Posted to user@spark.apache.org by Vladimir Rodionov <vr...@splicemachine.com> on 2014/09/10 01:13:58 UTC
Spark caching questions
Hi, users
1. Disk based cache eviction policy? The same LRU?
2. What is the scope of a cached RDD? Does it survive application? What
happen if I run Java app next time? Will RRD be created or read from cache?
If , answer is YES, then ...
3. Is there are any way to invalidate cached RDD automatically? RDD
partitions? Some API kind of : RDD.isValid()?
4. HadoopRDD InputFormat - based. Some partitions (splits) may become
invalid in cache. Can we reload only those partitions? Into cache?
-Vladimir
Re: Spark caching questions
Posted by Mayur Rustagi <ma...@gmail.com>.

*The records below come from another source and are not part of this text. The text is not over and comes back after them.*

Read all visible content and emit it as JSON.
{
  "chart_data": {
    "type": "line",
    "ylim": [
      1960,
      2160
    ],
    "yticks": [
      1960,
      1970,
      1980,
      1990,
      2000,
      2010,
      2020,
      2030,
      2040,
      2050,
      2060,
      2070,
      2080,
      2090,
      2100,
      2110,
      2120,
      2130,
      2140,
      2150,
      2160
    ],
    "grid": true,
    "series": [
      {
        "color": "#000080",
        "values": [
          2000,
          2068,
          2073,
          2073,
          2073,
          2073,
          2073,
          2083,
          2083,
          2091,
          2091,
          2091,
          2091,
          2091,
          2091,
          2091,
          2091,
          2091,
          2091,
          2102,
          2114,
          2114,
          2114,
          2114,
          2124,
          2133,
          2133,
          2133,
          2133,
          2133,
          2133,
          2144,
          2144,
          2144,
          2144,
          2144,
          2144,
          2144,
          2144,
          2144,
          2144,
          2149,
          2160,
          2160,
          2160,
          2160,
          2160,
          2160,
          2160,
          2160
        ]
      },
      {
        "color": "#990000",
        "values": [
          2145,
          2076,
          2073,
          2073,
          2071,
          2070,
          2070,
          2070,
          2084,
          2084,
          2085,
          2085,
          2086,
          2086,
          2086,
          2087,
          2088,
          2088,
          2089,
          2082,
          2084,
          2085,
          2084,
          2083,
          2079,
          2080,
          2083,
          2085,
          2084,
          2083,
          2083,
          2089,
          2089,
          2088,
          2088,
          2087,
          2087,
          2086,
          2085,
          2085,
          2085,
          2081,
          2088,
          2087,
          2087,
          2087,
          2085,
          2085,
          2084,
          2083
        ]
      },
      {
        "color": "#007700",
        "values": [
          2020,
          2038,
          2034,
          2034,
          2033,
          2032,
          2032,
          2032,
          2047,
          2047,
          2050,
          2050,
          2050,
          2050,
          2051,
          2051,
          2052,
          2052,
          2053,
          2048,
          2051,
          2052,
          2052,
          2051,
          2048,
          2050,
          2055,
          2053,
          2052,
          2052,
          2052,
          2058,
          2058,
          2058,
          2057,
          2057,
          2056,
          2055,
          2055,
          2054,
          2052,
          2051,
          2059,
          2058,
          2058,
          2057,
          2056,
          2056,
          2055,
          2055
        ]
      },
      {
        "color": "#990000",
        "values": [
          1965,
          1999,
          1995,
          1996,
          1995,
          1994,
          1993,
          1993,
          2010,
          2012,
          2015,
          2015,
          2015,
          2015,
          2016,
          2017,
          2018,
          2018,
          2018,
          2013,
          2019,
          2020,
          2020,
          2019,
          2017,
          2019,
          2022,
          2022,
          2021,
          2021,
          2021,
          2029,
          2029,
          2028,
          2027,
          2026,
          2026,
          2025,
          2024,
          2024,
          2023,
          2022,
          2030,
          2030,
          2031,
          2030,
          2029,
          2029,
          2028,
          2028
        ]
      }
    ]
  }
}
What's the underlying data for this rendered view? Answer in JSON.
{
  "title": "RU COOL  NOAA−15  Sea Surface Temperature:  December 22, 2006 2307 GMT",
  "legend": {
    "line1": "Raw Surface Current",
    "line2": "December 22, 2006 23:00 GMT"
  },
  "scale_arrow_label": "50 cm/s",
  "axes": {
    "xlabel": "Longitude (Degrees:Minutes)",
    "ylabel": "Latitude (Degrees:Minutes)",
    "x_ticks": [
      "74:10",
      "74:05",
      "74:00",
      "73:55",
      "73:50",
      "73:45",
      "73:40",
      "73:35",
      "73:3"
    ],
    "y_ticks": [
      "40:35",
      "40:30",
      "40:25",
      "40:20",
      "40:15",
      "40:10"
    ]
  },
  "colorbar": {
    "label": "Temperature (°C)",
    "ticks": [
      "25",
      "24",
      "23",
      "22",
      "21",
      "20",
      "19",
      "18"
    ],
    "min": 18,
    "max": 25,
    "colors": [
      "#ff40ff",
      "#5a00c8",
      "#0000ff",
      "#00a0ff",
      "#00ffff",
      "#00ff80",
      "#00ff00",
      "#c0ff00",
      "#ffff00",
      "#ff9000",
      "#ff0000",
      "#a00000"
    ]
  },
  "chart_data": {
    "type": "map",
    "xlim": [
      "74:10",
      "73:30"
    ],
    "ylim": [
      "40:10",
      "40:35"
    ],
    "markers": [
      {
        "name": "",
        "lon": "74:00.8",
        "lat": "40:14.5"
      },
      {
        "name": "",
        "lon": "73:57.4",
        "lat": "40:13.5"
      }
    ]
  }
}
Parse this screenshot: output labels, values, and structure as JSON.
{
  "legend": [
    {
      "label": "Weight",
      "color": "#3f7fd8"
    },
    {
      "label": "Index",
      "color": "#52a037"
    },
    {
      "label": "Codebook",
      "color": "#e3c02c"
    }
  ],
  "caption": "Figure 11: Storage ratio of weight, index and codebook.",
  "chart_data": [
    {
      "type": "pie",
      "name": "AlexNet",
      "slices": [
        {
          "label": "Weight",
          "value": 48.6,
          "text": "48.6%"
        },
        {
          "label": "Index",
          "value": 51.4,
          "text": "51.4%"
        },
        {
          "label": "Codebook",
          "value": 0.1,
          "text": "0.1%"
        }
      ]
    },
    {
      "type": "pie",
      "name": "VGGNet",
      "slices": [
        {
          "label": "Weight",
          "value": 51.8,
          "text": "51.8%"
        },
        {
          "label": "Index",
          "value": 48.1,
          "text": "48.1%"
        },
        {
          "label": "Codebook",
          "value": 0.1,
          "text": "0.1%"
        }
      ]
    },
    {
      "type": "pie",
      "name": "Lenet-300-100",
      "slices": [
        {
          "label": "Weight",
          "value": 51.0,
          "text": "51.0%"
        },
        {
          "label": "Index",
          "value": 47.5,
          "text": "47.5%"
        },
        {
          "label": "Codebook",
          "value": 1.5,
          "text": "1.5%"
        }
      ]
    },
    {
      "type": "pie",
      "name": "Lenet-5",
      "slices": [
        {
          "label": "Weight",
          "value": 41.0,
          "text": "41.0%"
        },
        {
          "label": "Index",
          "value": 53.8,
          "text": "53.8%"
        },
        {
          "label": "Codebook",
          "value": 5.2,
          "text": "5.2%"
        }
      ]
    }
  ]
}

Cached RDD do not survive SparkContext deletion (they are scoped on a per
sparkcontext basis).
I am not sure what you mean by disk based cache eviction, if you cache more
RDD than disk space the result will not be very pretty :)
Mayur Rustagi
Ph: +1 (760) 203 3257
http://www.sigmoidanalytics.com
@mayur_rustagi <https://twitter.com/mayur_rustagi>
On Wed, Sep 10, 2014 at 4:43 AM, Vladimir Rodionov <
vrodionov@splicemachine.com> wrote:
> Hi, users
>
> 1. Disk based cache eviction policy? The same LRU?
>
> 2. What is the scope of a cached RDD? Does it survive application? What
> happen if I run Java app next time? Will RRD be created or read from cache?
>
> If , answer is YES, then ...
>
>
> 3. Is there are any way to invalidate cached RDD automatically? RDD
> partitions? Some API kind of : RDD.isValid()?
>
> 4. HadoopRDD InputFormat - based. Some partitions (splits) may become
> invalid in cache. Can we reload only those partitions? Into cache?
>
> -Vladimir
>